When the zucchinis start to get gold-brown, you could combine them with the eggplants and let them cook together for 5-10 min more.
-Then, you need to transfer all the eggplants and zucchinis into the onions-bell pepper and tomatoes fried pan.
-Add a small glass of water (½ cup) and let simmer for at least 3 hours at minimum. More you will cook it, the better it will be. You could even cook it for several days over low heat.
About the water: I use to adding the water little by little while my ratatouille is cooking over low heat in order to keep it moistly.
You can push the cooking longer to caramelize, comfit all your vegetables even more, in this case, if the mixture dries out too much don’t forget to add a little liquid which can be a glass of water, a left over of white wine or even sometimes I sometimes add a can of peeled tomatoes or even a can of tomatoes.
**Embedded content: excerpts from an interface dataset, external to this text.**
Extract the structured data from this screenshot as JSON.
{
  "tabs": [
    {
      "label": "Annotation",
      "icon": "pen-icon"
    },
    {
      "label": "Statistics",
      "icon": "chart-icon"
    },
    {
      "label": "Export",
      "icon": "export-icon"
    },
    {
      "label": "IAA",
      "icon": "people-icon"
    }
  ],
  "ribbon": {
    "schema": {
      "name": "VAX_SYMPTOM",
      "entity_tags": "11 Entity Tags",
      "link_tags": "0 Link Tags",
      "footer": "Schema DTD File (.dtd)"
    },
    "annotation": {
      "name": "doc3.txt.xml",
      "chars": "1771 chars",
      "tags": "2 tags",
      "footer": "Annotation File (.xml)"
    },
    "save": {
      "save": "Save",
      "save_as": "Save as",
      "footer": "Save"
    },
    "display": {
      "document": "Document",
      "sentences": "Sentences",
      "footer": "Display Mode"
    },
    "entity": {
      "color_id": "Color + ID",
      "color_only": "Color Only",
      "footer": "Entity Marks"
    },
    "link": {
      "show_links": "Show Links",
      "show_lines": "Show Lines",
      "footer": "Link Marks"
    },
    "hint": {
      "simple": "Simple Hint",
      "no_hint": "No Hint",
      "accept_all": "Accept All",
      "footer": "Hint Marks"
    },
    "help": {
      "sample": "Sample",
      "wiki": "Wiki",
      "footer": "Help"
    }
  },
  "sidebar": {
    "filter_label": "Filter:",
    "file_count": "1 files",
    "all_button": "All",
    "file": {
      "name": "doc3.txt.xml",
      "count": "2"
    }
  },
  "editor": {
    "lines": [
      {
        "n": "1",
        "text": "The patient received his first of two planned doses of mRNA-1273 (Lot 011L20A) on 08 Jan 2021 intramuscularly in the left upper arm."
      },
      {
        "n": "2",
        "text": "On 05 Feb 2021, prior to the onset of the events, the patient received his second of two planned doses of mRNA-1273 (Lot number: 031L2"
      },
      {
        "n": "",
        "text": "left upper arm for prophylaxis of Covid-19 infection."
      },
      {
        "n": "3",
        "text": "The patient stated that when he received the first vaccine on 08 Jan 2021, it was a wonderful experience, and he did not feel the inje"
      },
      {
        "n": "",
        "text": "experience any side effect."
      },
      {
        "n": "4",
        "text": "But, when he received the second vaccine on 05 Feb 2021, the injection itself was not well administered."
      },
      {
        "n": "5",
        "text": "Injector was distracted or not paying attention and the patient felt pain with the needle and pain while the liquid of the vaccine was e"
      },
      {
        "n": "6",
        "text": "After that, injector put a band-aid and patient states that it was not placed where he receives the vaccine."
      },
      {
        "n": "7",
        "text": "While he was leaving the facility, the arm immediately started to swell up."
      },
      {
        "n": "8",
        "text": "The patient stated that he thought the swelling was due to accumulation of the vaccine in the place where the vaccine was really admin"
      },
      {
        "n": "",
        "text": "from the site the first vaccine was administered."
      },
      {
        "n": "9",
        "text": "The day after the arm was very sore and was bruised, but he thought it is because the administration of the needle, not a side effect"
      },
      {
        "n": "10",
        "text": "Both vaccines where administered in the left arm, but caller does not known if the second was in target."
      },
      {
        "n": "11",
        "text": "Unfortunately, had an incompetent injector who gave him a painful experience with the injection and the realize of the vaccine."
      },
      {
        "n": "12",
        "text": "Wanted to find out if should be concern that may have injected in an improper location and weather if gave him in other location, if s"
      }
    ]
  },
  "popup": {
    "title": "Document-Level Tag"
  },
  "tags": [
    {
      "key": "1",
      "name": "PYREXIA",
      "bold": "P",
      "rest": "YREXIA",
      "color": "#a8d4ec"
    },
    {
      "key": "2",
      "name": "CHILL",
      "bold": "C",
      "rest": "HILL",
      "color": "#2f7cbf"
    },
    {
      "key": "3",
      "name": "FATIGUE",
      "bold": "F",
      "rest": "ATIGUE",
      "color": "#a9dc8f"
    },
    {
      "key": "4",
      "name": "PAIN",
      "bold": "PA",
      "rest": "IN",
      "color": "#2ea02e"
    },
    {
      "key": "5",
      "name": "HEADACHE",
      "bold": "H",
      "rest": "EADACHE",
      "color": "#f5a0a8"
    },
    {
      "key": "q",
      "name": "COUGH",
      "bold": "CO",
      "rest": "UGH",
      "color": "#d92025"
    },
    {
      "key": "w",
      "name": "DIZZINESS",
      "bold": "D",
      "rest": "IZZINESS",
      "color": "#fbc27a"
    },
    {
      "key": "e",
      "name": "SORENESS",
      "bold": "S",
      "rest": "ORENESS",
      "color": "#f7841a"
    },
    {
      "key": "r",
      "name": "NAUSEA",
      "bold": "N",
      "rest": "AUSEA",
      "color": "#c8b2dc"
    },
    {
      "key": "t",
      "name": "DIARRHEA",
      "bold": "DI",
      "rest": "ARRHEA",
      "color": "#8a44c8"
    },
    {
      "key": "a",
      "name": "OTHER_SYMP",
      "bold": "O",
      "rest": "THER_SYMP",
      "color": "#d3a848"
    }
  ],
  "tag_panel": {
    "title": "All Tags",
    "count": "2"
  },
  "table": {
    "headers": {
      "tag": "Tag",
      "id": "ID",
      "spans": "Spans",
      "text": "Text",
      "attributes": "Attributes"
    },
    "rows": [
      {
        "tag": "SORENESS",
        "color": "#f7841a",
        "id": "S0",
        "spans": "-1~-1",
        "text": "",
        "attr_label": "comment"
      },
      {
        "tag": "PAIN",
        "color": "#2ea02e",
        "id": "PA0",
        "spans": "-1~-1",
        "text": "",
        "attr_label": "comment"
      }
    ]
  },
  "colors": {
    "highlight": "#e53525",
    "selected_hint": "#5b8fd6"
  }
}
I really like the taste of tomatoes, that’s why I sometimes add some.
The cooking must be done with a small amount of broth, that is to say that you have very small bubbles that appear in your assembly. Beware, the big bubbles send projections, it is not very good.
I love to eat ratatouille with fried eggs as a side dish.
I’ve already added just before serving a little goat cheese to melt it on top of the ratatouille and to serve it on toast, the impression is super chic. Of course the toast has to be French bread and the baguette is the best.
With grated Gruyère cheese slightly melted at the last minute on top of the ratatouille, it works too, but it’s much less Provencal.